Minnkota has reached significant milestones in 2022 in its pursuit of Project Tundra. In January, the cooperative received the necessary permits to safely and permanently store CO2 in the area. In addition, the designated storage site became the second in the United States to receive approval of its Monitoring, Reporting and Verification (MRV) plan from the Environmental Protection Agency. The MRV plan is required to utilize federal 45Q tax credits for the project.
“These approvals are essential for Project Tundra to move forward,” said Mac McLennan, Minnkota president and CEO. “We remain grateful for the outstanding support we’ve received from area landowners, the city of Center and the communities around Oliver County. Project Tundra would not be possible without these strong partnerships and your continued cooperation as we continue ahead.”
Among the speakers at the landowner meeting were McLennan, Shannon Mikula, Minnkota environmental manager and Project Tundra geologic storage lead; and Wes Peck, Assistant Director for Subsurface Strategies at the Energy & Environmental Research Center.
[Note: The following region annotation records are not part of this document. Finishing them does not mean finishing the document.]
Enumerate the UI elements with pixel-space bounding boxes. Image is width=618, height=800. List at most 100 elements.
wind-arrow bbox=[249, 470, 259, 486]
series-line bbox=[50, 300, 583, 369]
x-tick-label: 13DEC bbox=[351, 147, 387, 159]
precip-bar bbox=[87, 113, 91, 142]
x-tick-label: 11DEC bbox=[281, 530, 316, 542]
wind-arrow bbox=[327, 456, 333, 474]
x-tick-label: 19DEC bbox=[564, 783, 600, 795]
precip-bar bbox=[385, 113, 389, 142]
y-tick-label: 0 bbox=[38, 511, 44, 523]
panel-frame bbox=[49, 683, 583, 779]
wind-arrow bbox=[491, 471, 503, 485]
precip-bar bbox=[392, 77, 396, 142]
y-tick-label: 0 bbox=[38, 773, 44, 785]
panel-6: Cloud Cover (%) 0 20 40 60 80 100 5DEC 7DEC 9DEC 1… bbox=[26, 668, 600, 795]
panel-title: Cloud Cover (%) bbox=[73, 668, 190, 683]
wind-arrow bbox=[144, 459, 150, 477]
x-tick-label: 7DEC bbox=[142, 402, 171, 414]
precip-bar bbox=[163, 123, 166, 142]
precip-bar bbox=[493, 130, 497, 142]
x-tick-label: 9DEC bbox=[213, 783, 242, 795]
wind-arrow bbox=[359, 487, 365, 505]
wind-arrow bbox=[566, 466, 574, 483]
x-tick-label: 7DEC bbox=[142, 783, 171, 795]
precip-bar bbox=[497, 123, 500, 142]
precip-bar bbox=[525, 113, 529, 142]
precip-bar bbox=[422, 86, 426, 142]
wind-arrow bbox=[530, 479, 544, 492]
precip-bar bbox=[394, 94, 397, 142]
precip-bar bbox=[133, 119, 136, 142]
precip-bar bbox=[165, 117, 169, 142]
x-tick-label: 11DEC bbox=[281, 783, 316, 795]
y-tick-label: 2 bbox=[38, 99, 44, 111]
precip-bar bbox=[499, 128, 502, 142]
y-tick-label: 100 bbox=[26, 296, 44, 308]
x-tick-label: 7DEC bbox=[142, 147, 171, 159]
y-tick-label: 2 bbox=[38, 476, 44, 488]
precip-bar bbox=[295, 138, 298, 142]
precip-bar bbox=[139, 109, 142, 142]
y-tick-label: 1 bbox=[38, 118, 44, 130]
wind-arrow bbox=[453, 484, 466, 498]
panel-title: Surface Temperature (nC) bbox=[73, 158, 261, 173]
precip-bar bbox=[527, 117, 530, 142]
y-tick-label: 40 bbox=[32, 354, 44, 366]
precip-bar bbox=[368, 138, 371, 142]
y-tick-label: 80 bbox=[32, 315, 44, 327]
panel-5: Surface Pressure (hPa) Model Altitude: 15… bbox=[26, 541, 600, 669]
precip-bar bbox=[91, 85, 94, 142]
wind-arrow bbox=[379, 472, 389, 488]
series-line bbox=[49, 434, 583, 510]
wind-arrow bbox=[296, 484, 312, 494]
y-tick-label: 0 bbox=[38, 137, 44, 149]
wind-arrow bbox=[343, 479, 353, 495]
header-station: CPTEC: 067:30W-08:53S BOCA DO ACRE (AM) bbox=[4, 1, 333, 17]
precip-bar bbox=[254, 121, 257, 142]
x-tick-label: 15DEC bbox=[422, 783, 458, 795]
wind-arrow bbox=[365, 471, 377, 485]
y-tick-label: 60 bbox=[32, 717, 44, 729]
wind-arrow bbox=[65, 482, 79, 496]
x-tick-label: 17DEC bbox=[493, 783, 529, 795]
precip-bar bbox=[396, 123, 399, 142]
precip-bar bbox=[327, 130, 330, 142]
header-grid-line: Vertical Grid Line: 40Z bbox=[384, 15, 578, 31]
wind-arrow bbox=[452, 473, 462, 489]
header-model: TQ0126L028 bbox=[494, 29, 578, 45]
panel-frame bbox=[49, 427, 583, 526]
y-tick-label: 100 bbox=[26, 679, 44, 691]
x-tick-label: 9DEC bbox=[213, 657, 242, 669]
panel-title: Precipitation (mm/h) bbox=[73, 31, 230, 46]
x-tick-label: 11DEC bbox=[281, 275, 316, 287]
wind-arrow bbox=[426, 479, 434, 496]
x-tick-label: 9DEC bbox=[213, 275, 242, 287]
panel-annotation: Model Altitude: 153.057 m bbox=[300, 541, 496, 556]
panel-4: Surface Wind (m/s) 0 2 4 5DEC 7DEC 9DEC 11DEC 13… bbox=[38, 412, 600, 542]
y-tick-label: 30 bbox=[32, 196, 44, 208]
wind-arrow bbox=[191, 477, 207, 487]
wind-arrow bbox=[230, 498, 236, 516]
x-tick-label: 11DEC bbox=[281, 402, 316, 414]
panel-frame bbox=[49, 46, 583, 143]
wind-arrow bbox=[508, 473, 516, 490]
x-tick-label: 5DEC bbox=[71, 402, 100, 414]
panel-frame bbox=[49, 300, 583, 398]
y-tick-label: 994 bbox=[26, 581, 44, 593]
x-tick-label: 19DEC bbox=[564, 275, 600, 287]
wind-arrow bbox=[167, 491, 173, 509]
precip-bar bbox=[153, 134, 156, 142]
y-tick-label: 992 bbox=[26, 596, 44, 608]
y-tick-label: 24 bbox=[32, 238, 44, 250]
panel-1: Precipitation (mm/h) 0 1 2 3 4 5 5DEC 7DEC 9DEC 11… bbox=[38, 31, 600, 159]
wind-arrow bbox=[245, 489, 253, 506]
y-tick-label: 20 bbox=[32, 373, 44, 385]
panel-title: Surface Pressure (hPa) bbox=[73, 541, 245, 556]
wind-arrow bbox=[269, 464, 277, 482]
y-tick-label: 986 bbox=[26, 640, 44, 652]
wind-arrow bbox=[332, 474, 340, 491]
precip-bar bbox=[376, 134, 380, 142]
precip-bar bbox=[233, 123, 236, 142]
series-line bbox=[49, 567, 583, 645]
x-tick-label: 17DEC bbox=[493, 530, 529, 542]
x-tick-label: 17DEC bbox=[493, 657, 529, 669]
Both in-person and virtual meetings have been held consistently over the last few years to ensure landowners and other key stakeholders receive timely project updates and have a forum to ask questions and provide feedback.
Minnkota anticipates completing engineering work and permitting of the CO2 capture facility. Additional work will be completed to refine the project’s economic model and prepare to pursue financing efforts. A decision on whether to move forward with construction is expected before the end of the year.
“We believe this project can serve as a blueprint for the rest of the state, country and world to preserve coal-based power plants, while making important progress toward environmental goals, including Governor Burgum’s goal to be net carbon neutral by 2030,” McLennan said.